Dabei erfuhren die Teilnehmer zum einen, wie viel Kleidung und Körpersprache verraten. Wirkt der Gegenüber extravertiert oder zurückhaltend, sportlich oder gemütlich? Ist die Kleidung leger oder elegant? Aus vielen solchen Details setzten die Teilnehmer ganze Charakter-Mosaike zusammen. Fast spielerisch entdeckten sie dabei auch verschieden Hilfstechniken, wie Schmeicheleien („Sie sind eine starke Persönlichkeit.“) und vage Aussagen, die mit ihrer breiten Trefferwahrscheinlichkeit auf viele Menschen zutreffen („Mir scheint, Sie sind kein Marathonläufer.“).
Cold Reading funktioniert sogar per Telefon. Denn Wortwahl, Syntax, Aussprache und emotionale Färbung der Stimme verraten auch am Hörer vieles, was über das inhaltlich Gesagte hinausgeht. Professionelle Telefon-Hellseher eröffnen deshalb ihre Sitzungen oft mit kurzem Geplauder, so Hyman, der selbst einmal für eine britische Dokumentationssendung als vermeintlicher Telefon-Hellseher agierte.
Seinen wichtigsten Helfer aber findet der Wahrsager direkt gegenüber. Denn der Kunde arbeitet aktiv an der Deutung des Gesagten mit. Selbst bei objektiv völlig falschen Aussagen finden die Zuhörer einen Bezug zu ihrer Situation. „Die meisten übertragen das Gesagte dazu in eine andere Zeitebene (Zukunft) oder auf einen nahe stehenden Menschen“, sagt Hyman. Und sie nehmen es in der Regel sehr ernst. Für unbedachte Flapsigkeiten oder gar grobe Scherze wie Todesprophezeiungen ist deshalb bei eigenen Cold-Reading-Versuchen kein Platz.
Fingerspitzengefühl brauchen auch alle, die öffentliche Cold-Reading-Vorführungen für aufklärerische Zwecke nutzen möchten. Unterzieht man ahnungslose Personen öffentlich einer scheinbaren Charakter- und Zukunftsdeutung, nur um ihnen danach zu verraten, dass „alles nur ein Trick“ war, fühlen sie sich leicht hintergangen und lächerlich gemacht – und das zu Recht.

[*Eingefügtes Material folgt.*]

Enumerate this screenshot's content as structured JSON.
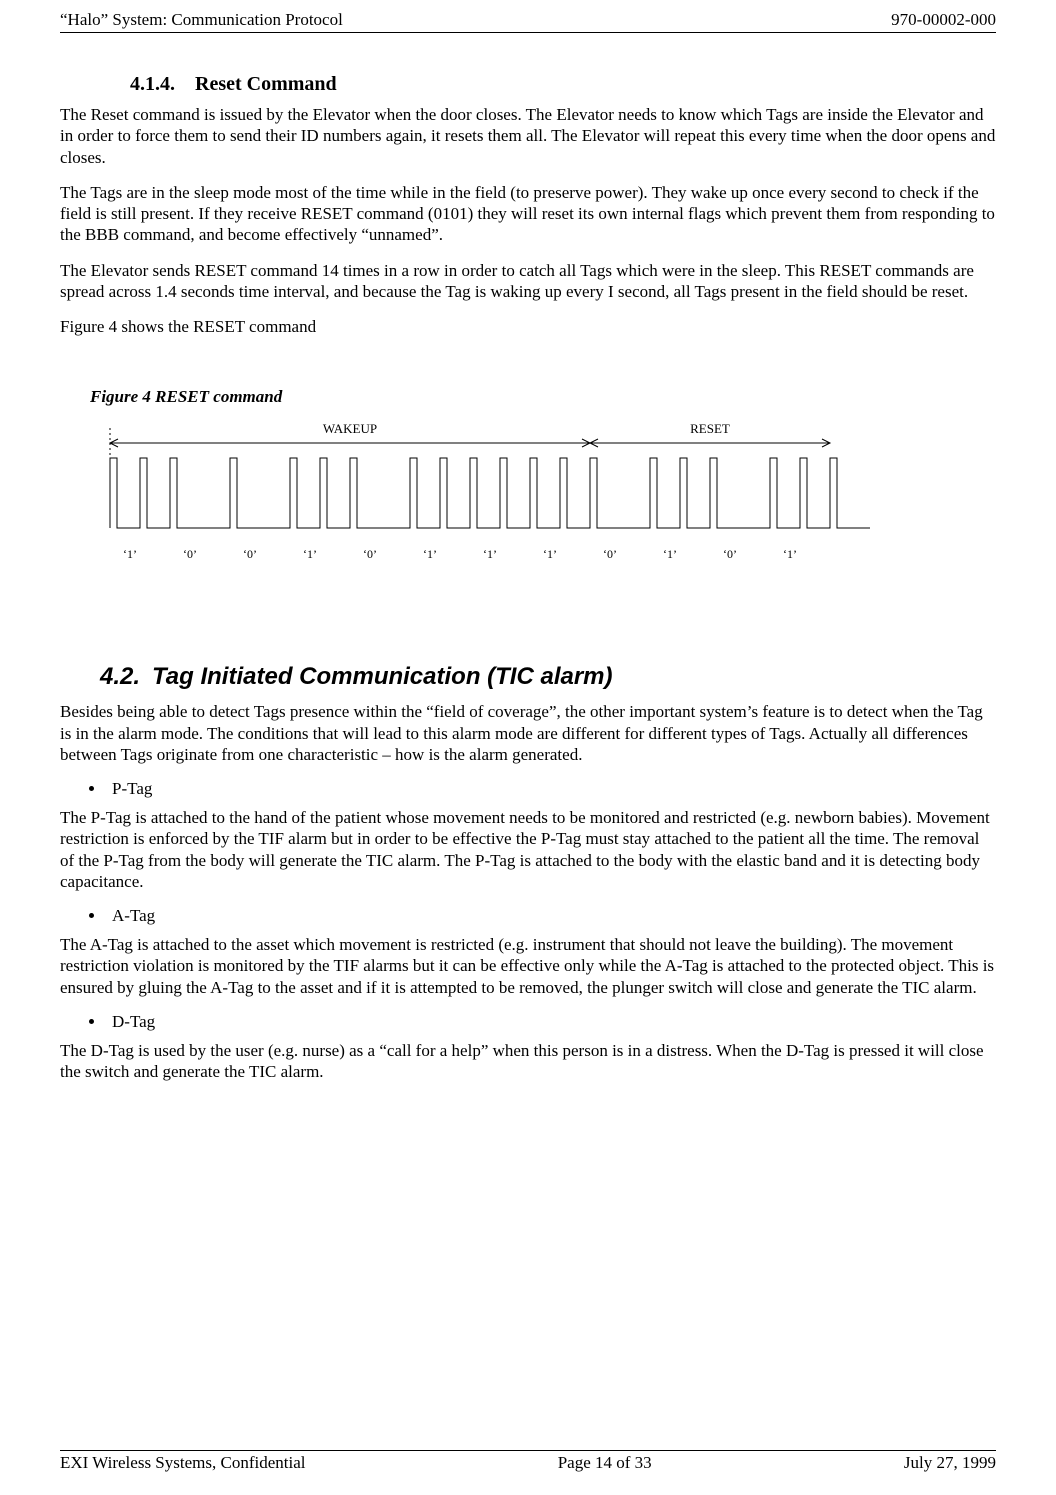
{
  "header": {
    "left": "“Halo” System: Communication Protocol",
    "right": "970-00002-000"
  },
  "footer": {
    "left": "EXI Wireless Systems, Confidential",
    "center": "Page 14 of 33",
    "right": "July 27, 1999"
  },
  "section414": {
    "heading": "4.1.4. Reset Command",
    "p1": "The Reset command is issued by the Elevator when the door closes. The Elevator needs to know which Tags are inside the Elevator and in order to force them to send their ID numbers again, it resets them all. The Elevator will repeat this every time when the door opens and closes.",
    "p2": "The Tags are in the sleep mode most of the time while in the field (to preserve power). They wake up once every second to check if the field is still present. If they receive RESET command (0101) they will reset its own internal flags which prevent them from responding to the BBB command, and become effectively “unnamed”.",
    "p3": "The Elevator sends RESET command 14 times in a row in order to catch all Tags which were in the sleep. This RESET commands are spread across 1.4 seconds time interval, and because the Tag is waking up every I second, all Tags present in the field should be reset.",
    "p4": "Figure 4 shows the RESET command"
  },
  "figure4": {
    "caption": "Figure 4  RESET command",
    "wakeup_label": "WAKEUP",
    "reset_label": "RESET"
  },
  "section42": {
    "heading": "4.2. Tag Initiated Communication (TIC alarm)",
    "p1": "Besides being able to detect Tags presence within the “field of coverage”, the other important system’s feature is to detect when the Tag is in the alarm mode. The conditions that will lead to this alarm mode are different for different types of Tags. Actually all differences between Tags originate from one characteristic – how is the alarm generated.",
    "ptag_label": "P-Tag",
    "ptag_body": "The P-Tag is attached to the hand of the patient whose movement needs to be monitored and restricted (e.g. newborn babies). Movement restriction is enforced by the TIF alarm but in order to be effective the P-Tag must stay attached to the patient all the time. The removal of the P-Tag from the body will generate the TIC alarm. The P-Tag is attached to the body with the elastic band and it is detecting body capacitance.",
    "atag_label": "A-Tag",
    "atag_body": "The A-Tag is attached to the asset which movement is restricted (e.g. instrument that should not leave the building). The movement restriction violation is monitored by the TIF alarms but it can be effective only while the A-Tag is attached to the protected object. This is ensured by gluing the A-Tag to the asset and if it is attempted to be removed, the plunger switch will close and generate the TIC alarm.",
    "dtag_label": "D-Tag",
    "dtag_body": "The D-Tag is used by the user (e.g. nurse) as a “call for a help” when this person is in a distress. When the D-Tag is pressed it will close the switch and generate the TIC alarm."
  },
  "chart_data": {
    "type": "timing",
    "title": "Figure 4  RESET command",
    "sections": [
      {
        "name": "WAKEUP",
        "bits": [
          "1",
          "0",
          "0",
          "1",
          "0",
          "1",
          "1",
          "1"
        ]
      },
      {
        "name": "RESET",
        "bits": [
          "0",
          "1",
          "0",
          "1"
        ]
      }
    ],
    "bit_labels": [
      "‘1’",
      "‘0’",
      "‘0’",
      "‘1’",
      "‘0’",
      "‘1’",
      "‘1’",
      "‘1’",
      "‘0’",
      "‘1’",
      "‘0’",
      "‘1’"
    ],
    "encoding": "Each bit cell is drawn as a narrow high pulse at start, then a second narrow pulse at mid-cell when bit=1, absent when bit=0; baseline low otherwise."
  }
}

Von einem solchen Vorgehen distanziert sich auch Ray Hyman. Denn es ist nicht nur grob unhöflich, sondern auch kontraproduktiv, sagt der Psychologe. Allzu leicht steht der übereifrige Skeptiker danach als unsympathischer Besserwisser da.
Ray Hyman hat das Problem auf seine eigene Weise gelöst. Er zeigt Verständnis für die immense Überzeugungskraft gekonnter Wahrsage-Shows: Bei den Dreharbeiten zu einer kritischen Fernsehsendung erzählte er seinen unfreiwilligen Versuchspersonen nach der Vorstellung von den eigenen ersten Erfahrungen mit der Handleserei und dass er selbst eine Zeit lang daran geglaubt hat.
Regeln für „Wahrsager“, zusammengestellt von Ray Hyman
- Vertrauen schaffen! Wer beim Wahrsagen den Eindruck erweckt, er sei vom eigenen Tun überzeugt, kann sogar eine inhaltlich unzutreffende Aussage überzeugend präsentieren.
- Verfolgen Sie aktuelle Meinungsumfragen und Statistiken und lassen Sie die Ergebnisse in ihre Beratungen einfließe
- Vorsicht mit vollmundigen Versprechen
- Versichern Sie sich schon im Vorfeld der Mitarbeit des Klienten
- Requisiten wie Tarotkarten oder eine Kristallkugelwirken beeindruckend und sorgen für eine mystische Atmosphäre. Aber auch Techniken wie Handlesen machen sich gut.
- Keine Scheu vor Binsenweisheiten und Allgemeinplätzen
- Halten Sie die Augen offen.
- Versuchen Sie Ihr Glück mit „fishing“, also mitvagen Aussagen. Häufig greift der Klient sie auf und präzisiert sie selbst.
- Gute Wahrsager sind auch aufmerksame Zuhörer. Auch in scheinbar nichtssagenden Äußerungen ihrer Klienten finden sie Hinweise auf deren Situation.
- Erwecken Sie den Eindruck, Sie wüssten mehr, als Sie sagen.Schmeicheleien verfehlen selten ihre Wirkung.
- Die „goldene Regel des Wahrsagens“: Sagen Sie dem Klienten, was er hören möchte.